Da sempre l’uomo ha cercato di dare risposta alla domanda fondamentale della filosofia: “Esiste il tempo?” , proponendo soluzioni diverse e contrapposte riguardo alla sua natura. Nonostante sia stata l’unico filosofo a non occuparsi del tempo, Socrate ci ha lasciato l’insegnamento più importante; nel discorso durante il processo precedente alla sua condanna a morte disse:
“una vita senza ricerca non è degna di essere vissuta”.
E’ questo il senso del fare riflessioni su ciò che una risposta definitiva non ha, frustrando il bisogno innato di certezze, sicurezze dell’uomo e della società contemporanea civilizzata. “Le uniche risposte a domande senza risposta hanno una sola risposta: lo faccio perché voglio capire pur sapendo che non vi è una risposta definitiva. La ricerca è interesse e curiosità, voglia di conoscere“, citando le parole del Prof. Paolo Taroni, storico della filosofia, al convegno “Filosofie del Tempo: concetto, esistenza e natura del tempo”. (*)
“Io dico che deve essere una strana sorta di malattia; perché, anche supponendo che l’uomo bianco abbia voglia di fare una cosa, che il suo cuore lo desideri veramente, per esempio che voglia andare al sole o sul fiume con una canoa o voglia amare la sua fanciulla, così si rovina ogni gioia, tormentandosi con il pensiero: “Non ho tempo di essere contento”. Il tempo è lì, con tutta la buona volontà, lui non lo vede. Nomina mille cose che gli portano via il tempo, se ne sta immusonito e lamentoso al suo lavoro che non ha alcuna voglia di fare, che non gli dà gioia e al quale nessuno lo costringe se non se stesso“.

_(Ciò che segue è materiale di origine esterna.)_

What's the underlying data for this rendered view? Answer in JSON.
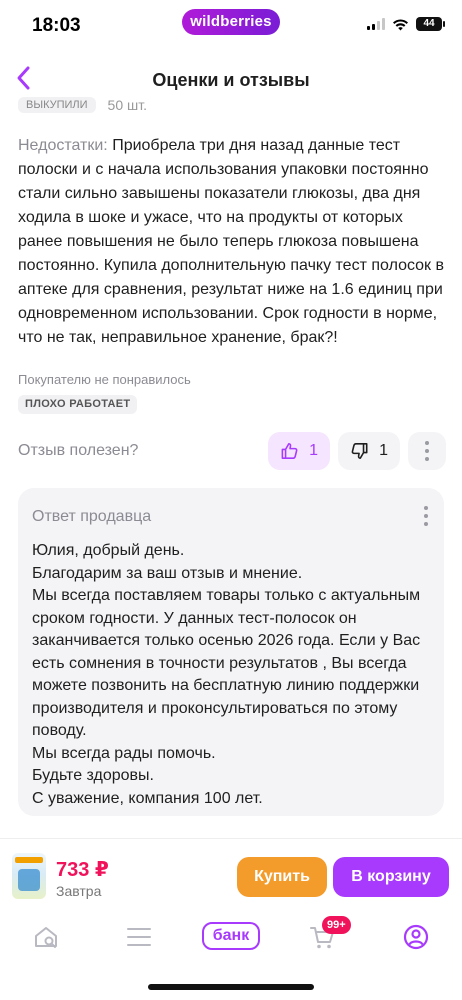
{
  "status_bar": {
    "time": "18:03",
    "brand": "wildberries",
    "battery": "44"
  },
  "header": {
    "back_icon": "chevron-left-icon",
    "title": "Оценки и отзывы"
  },
  "review": {
    "cut_chip": "выкупили",
    "cut_value": "50 шт.",
    "cons_label": "Недостатки:",
    "cons_text": " Приобрела три дня назад данные тест полоски и с начала использования упаковки постоянно стали сильно завышены показатели глюкозы, два дня ходила в шоке и ужасе, что на продукты от которых ранее повышения не было теперь глюкоза повышена постоянно. Купила дополнительную пачку тест полосок в аптеке для сравнения, результат ниже на 1.6 единиц при одновременном использовании. Срок годности в норме, что не так, неправильное хранение, брак?!",
    "disliked": "Покупателю не понравилось",
    "tag": "ПЛОХО РАБОТАЕТ",
    "helpful_question": "Отзыв полезен?",
    "likes": "1",
    "dislikes": "1"
  },
  "seller_reply": {
    "title": "Ответ продавца",
    "lines": [
      "Юлия, добрый день.",
      "Благодарим за ваш отзыв и мнение.",
      "Мы всегда поставляем товары только с актуальным сроком годности. У данных тест-полосок он заканчивается только осенью 2026 года. Если у Вас есть сомнения в точности результатов , Вы всегда можете позвонить на бесплатную линию поддержки производителя и проконсультироваться по этому поводу.",
      "Мы всегда рады помочь.",
      "Будьте здоровы.",
      "С уважение, компания 100 лет."
    ]
  },
  "purchase": {
    "price": "733 ₽",
    "delivery": "Завтра",
    "buy_label": "Купить",
    "cart_label": "В корзину"
  },
  "tab_bar": {
    "bank_label": "банк",
    "cart_badge": "99+"
  },
  "colors": {
    "accent": "#a73afd",
    "price": "#f0135c",
    "buy": "#f39b2b"
  }
}
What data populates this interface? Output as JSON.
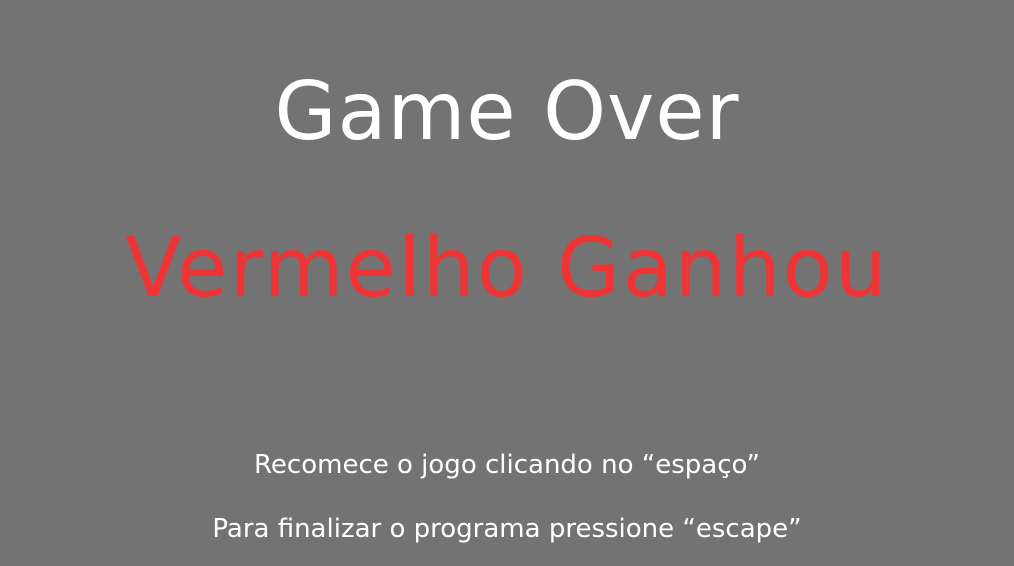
{
  "title": "Game Over",
  "winner": {
    "text": "Vermelho Ganhou",
    "color": "#ee3434"
  },
  "instructions": {
    "restart": "Recomece o jogo clicando no “espaço”",
    "exit": "Para finalizar o programa pressione “escape”"
  },
  "colors": {
    "background": "#737373",
    "text": "#ffffff"
  }
}
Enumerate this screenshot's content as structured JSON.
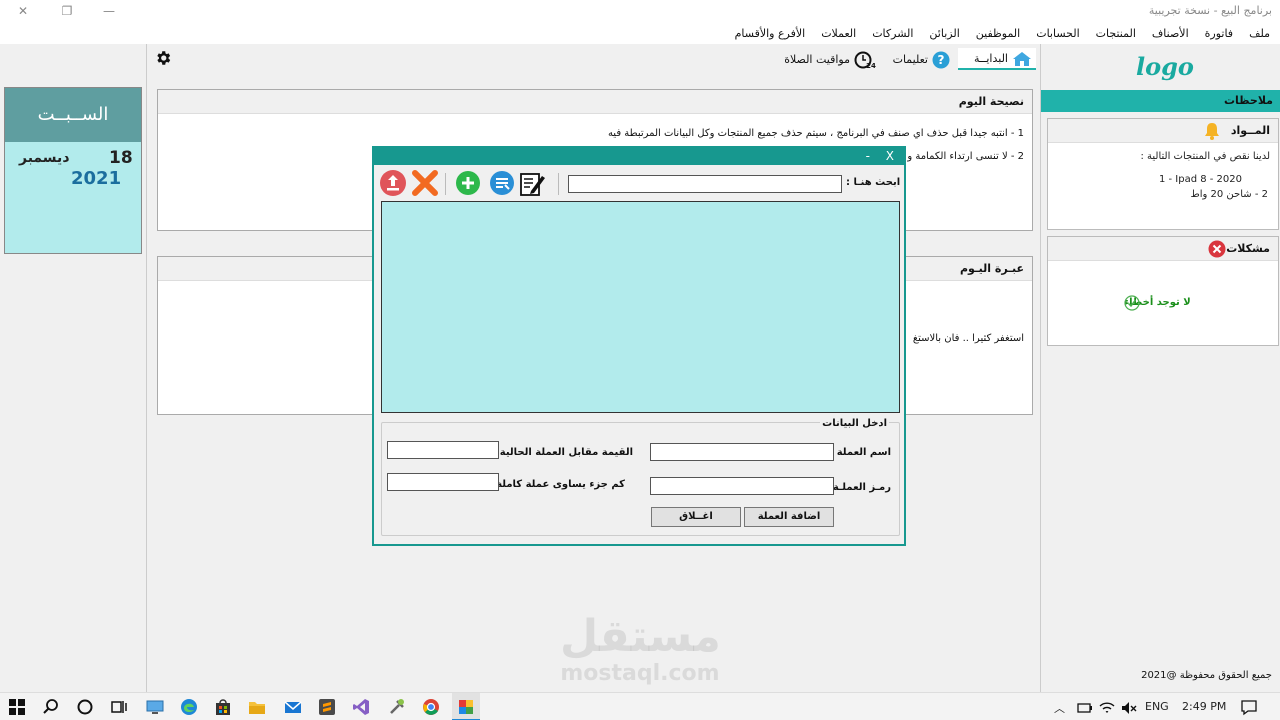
{
  "window": {
    "title": "برنامج البيع - نسخة تجريبية"
  },
  "menu": [
    "ملف",
    "فاتورة",
    "الأصناف",
    "المنتجات",
    "الحسابات",
    "الموظفين",
    "الزبائن",
    "الشركات",
    "العملات",
    "الأفرع والأقسام"
  ],
  "tabs": {
    "home": "البدايــة",
    "help": "تعليمات",
    "prayer": "مواقيت الصلاة"
  },
  "logo": "logo",
  "notes": {
    "header": "ملاحظات",
    "materials": {
      "title": "المــواد",
      "intro": "لدينا نقص في المنتجات التالية :",
      "items": [
        "1 - Ipad 8 - 2020",
        "2 - شاحن 20 واط"
      ]
    },
    "problems": {
      "title": "مشكلات",
      "status": "لا توجد أخطاء"
    }
  },
  "copyright": "جميع الحقوق محفوظة @2021",
  "date": {
    "day_name": "الســبــت",
    "day": "18",
    "month": "ديسمبر",
    "year": "2021"
  },
  "tip": {
    "title": "نصيحة اليوم",
    "lines": [
      "1 - انتبه جيدا قبل حذف اي صنف في البرنامج ، سيتم حذف جميع المنتجات وكل البيانات المرتبطة فيه",
      "2 - لا تنسى ارتداء الكمامة و"
    ]
  },
  "lesson": {
    "title": "عبـرة اليـوم",
    "text": "استغفر كثيرا .. فان بالاستغ"
  },
  "dialog": {
    "close": "X",
    "minimize": "-",
    "search_label": "ابحث هنـا :",
    "search_value": "",
    "section_title": "ادخل البيانات",
    "fields": {
      "currency_name": "اسم العملة",
      "currency_symbol": "رمـز العملـة :",
      "current_value": "القيمة مقابل العملة الحالية :",
      "fraction": "كم جزء يساوى عملة كاملة :"
    },
    "values": {
      "currency_name": "",
      "currency_symbol": "",
      "current_value": "",
      "fraction": ""
    },
    "buttons": {
      "add": "اضافة العملة",
      "close": "اغــلاق"
    }
  },
  "watermark": {
    "arabic": "مستقل",
    "latin": "mostaql.com"
  },
  "taskbar": {
    "lang": "ENG",
    "time": "2:49 PM"
  },
  "colors": {
    "accent": "#20b2aa",
    "dialog_border": "#17988f",
    "grid_bg": "#b2ebec",
    "day_header": "#5f9ea0"
  }
}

Forse è bene impegnarsi quotidianamente per cercare la vita nell’unicità di ogni singolo istante, in serenità, ricordando quel proverbio che dice: c‘è più tempo che vita.
(*)
“Filosofie del Tempo: concetto, esistenza e natura del tempo”
Università Degli Studi di Padova, 14/02/2017
Il Prof. Paolo Taroni, storico della filosofia, illustra quali concezioni ha assunto nei secoli il concetto di Tempo, percorrendo la storia del pensiero filosofico occidentale dalle sue origini fino ai giorni nostri.